Have we passed the high water mark of conflict at work in the UK? That is the way it appears from the latest figures on tribunal claims. In 2004-2005, there has been a colossal 25% drop on the year before in the number of people taking their employers to tribunal – a far greater fall than anyone expected (see weblink at end).
The figures have been rather erratic for several years, with surprising dips and sudden surges. Yet this is the clearest evidence yet of a decisive downward movement in conflict. We have to go back to the pre-Blair years to find a time when so few employees decided to exercise their legal rights at work.
If you take the statistics on individual rights cases and put them next to the figures on collective disputes that came out in June from the Office for National Statistics (2004 saw the lowest number of labour disputes since records began), it is not far-fetched to wonder if employment relations have ever been as placid as they seem today.
These figures should reinforce our ability to advance some daring hypotheses about the state of our workplaces. But first I have some old scores to settle.
Shame on you – all of you – who moaned about the eternal upward curve of the ‘compensation culture’. These pages have played host to some nasty, narrow-minded commentary about have-a-go tribunal ‘punters’.
After last year’s freak 17% rise in claims, John Cridland, deputy director general of the CBI, declared that the “compensation culture is spiralling out of control”. At that time, employment litigation in the UK was the sixth lowest of the 25 members of the European Union, according to a league table maintained by the Federation of European Employers.
Then, his view seemed exaggerated. Today, after a year when just 86,181 people took a claim to a tribunal in a workforce of 28 million, I suggest it is completely bankrupt.
And there is another viewpoint that needs revising in the light of the decline in tribunal claims. It has been commonplace in the past few years to observe that if there is more employment law, more people will use it. Since it ascended to power in 1997 the Labour government has steadily expanded the volume of legislation affecting the employment relationship, so that today, there are more than 70 separate legal grounds for workers to complain about their treatment – more than ever before.

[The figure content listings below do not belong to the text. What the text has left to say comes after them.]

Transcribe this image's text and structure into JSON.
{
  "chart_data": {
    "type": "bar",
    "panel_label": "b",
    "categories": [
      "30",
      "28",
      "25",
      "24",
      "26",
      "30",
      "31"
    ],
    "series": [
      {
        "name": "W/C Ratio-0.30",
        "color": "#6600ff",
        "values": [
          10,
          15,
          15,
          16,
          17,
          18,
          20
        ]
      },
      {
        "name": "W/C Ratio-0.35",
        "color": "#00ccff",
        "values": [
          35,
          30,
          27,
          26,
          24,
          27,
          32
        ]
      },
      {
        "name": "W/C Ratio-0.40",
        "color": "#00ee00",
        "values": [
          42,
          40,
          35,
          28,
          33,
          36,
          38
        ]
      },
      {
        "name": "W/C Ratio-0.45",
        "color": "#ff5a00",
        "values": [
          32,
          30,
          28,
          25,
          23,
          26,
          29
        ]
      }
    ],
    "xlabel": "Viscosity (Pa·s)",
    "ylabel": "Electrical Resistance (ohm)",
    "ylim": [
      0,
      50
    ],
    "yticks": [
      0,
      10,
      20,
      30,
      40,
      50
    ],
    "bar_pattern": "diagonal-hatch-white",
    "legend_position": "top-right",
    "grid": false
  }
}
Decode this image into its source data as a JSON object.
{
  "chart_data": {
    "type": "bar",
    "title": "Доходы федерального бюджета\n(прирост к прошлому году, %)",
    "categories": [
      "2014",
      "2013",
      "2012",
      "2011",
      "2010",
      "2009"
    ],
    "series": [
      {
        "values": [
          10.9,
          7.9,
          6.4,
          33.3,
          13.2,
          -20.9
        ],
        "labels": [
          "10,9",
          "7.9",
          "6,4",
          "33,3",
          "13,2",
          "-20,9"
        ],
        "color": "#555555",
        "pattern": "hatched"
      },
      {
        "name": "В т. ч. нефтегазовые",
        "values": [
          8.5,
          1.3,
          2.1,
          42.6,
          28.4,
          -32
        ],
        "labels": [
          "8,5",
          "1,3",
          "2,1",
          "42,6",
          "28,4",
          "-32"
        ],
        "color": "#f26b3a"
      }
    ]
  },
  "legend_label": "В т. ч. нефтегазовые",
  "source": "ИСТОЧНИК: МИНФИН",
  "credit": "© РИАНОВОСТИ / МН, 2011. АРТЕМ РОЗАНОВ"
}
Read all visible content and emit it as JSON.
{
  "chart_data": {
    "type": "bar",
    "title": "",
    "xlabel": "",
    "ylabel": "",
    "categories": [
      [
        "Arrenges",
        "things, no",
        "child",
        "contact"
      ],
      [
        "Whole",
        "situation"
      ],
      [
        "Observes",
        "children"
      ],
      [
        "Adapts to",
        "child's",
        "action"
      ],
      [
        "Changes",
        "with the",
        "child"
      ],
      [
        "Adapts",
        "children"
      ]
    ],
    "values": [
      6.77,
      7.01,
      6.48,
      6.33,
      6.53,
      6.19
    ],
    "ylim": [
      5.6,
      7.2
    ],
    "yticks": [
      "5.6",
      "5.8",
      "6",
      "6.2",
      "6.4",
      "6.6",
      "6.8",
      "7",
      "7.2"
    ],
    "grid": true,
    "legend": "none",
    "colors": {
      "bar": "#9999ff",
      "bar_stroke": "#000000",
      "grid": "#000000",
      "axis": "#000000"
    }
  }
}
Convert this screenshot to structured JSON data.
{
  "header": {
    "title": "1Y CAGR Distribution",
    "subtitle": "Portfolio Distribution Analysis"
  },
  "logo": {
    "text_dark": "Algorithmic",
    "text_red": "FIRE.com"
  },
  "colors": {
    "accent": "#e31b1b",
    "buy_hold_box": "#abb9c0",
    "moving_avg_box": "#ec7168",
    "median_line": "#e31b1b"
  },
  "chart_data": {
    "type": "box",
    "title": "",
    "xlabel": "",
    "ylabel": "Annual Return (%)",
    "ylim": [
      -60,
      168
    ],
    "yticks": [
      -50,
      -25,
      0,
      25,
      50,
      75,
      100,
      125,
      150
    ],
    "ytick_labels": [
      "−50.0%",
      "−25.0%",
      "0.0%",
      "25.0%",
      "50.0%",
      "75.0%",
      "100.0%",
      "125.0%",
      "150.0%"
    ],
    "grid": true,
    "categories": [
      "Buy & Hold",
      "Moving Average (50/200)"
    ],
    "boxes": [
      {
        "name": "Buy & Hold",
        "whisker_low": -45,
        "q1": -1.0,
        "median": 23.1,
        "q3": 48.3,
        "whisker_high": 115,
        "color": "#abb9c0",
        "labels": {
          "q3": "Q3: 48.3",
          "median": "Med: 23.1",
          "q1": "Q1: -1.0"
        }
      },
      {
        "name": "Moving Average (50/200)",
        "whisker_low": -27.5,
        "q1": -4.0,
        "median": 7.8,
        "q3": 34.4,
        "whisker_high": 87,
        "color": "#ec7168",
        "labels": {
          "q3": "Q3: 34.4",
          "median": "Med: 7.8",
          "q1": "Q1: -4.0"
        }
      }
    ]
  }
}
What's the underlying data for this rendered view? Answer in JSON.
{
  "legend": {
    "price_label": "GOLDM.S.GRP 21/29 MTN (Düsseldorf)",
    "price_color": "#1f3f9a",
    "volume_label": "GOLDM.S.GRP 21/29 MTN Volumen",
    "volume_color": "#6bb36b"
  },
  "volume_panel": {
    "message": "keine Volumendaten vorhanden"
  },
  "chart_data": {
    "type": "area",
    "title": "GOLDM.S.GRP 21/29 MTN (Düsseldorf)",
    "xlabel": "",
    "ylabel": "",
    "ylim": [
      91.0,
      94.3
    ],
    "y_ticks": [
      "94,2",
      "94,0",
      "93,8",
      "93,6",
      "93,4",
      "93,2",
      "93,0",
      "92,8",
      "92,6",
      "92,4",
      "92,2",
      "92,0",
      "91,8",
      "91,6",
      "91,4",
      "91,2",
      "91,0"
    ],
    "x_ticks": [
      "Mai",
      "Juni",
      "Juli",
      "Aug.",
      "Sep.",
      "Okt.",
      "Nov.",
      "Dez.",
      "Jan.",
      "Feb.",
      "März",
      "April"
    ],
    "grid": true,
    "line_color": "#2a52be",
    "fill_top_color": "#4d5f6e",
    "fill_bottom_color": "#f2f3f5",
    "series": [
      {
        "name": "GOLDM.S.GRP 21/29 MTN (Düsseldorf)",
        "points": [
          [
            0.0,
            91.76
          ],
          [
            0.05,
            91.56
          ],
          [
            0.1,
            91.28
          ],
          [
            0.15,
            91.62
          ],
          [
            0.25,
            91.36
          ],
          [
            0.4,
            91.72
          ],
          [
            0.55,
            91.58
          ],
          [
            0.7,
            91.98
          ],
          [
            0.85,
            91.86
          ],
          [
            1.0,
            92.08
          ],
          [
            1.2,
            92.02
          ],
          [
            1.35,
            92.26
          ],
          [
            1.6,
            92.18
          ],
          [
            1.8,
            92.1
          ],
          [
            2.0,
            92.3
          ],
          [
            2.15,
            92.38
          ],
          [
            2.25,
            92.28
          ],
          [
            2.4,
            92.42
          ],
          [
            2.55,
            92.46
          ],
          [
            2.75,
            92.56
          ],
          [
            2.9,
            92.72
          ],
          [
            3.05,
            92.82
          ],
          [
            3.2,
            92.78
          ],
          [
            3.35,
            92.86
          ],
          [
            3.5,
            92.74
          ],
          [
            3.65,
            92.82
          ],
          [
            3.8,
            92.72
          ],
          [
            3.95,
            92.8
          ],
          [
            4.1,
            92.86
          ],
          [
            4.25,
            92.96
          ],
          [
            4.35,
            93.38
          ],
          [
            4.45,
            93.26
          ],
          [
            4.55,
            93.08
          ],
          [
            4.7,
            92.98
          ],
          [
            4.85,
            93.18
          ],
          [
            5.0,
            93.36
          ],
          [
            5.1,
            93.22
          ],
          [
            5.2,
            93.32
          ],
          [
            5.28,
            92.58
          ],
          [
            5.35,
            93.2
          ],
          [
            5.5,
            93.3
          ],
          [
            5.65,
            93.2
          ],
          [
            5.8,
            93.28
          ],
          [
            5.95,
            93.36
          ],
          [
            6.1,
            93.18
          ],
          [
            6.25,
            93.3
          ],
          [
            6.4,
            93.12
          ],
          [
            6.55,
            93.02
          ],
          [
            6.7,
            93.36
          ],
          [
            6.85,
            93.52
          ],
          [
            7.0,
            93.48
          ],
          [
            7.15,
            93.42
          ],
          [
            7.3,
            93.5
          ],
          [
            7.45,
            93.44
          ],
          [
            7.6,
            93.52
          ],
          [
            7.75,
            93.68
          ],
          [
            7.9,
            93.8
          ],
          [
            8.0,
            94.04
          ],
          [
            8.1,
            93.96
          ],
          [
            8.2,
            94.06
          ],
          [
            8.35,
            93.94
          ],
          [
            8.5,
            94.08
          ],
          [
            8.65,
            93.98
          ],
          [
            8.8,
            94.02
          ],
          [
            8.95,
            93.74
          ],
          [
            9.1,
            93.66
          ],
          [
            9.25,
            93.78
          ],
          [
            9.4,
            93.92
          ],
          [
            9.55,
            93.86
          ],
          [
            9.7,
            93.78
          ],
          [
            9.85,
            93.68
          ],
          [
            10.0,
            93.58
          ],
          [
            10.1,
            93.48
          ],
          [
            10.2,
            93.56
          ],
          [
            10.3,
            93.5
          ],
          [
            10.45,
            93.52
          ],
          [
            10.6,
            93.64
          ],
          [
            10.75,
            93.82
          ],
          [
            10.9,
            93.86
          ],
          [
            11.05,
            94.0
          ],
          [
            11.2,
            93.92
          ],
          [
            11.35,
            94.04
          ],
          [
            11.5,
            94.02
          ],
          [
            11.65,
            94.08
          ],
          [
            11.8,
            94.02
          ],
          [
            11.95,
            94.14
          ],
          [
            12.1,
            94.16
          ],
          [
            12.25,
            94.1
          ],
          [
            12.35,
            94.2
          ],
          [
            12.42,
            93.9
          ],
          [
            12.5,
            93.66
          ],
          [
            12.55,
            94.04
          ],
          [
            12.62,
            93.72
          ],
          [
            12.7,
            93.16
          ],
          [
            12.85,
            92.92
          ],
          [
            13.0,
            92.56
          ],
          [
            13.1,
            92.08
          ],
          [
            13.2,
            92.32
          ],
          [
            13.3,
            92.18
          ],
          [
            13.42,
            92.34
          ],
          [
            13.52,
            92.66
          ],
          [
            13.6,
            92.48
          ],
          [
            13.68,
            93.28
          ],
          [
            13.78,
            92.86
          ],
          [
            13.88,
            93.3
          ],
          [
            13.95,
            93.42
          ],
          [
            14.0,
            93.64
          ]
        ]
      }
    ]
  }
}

But evidently, there is no simple, causal relationship between the volume of law and the volume of claims. The theoretical right to use the courts does not mean people exercise it. Employers should pay attention here. The next time they resist a new employment reform on the grounds that it will add to the tribunal caseload, their opponents will, with good reason, opine ‘not true – see 2004-2005’.
How significant have the changes to workplace dispute handling, introduced last October, been in dissuading people from bringing claims? They certainly seem to have played a part. All the maddening bureaucracy and awkward meetings when people whose relationship has entirely collapsed have to face each other, has probably made a few workers feel the emotional cost of pursuing a claim is too high. The correct translation of ‘case management’ is ‘deterrent’, after all. Intriguingly, though, while there are fewer cases going through, workers appear to be winning more of them. An 18% success rate is their best (and employers’ worst) score for some years.
However, there should be no rush to judgement on the impact of the procedures. The new rules probably merely accelerated other trends. A pronounced, and mysterious, 39% dip in multiple cases on last year (that freaky year again) is equally significant.
But enough dry statistics. It is time to zoom out to the glorious sun-dappled uplands of theory. Many readers will probably be familiar with the ‘individualisation of conflict’ theory. People had fled the old collective, class-conscious battleground, and instead were expressing their dissatisfaction through exercising individual legal rights. If you will forgive the jargon, a ‘deproletarianised’ workforce was trusting in the seemingly classless justice of the courts, hence sharply higher levels of litigation from the mid-1990s, as has been the story across Europe.
Before, I fully bought this theory. It made perfect sense. But in the light of these statistics, I think it looks weaker. The most interesting feature of conflict at work in the UK is no longer its locus, but its overall decline – nay, its relative absence. Whether that means the workforce is more savvy and business-focused, or more submissive and cowed, and whether managers are getting better at their jobs, or avenues of justice are being shut down, are both interesting debates for another day. But it seems to me that we must get used to a new reality: the British workplace as a comparatively pacific and compliant place.
This reality emerges not just from the tribunals themselves, but also from the recent Workplace Employment Relations Survey. In 2004, only 3% of UK employers faced industrial action, while just 8% had a tribunal claim brought against them (both up slightly on 1998). It may not fit with the experience of HR professionals, but – statistically at least – formal conflict at work appears to be very rare indeed.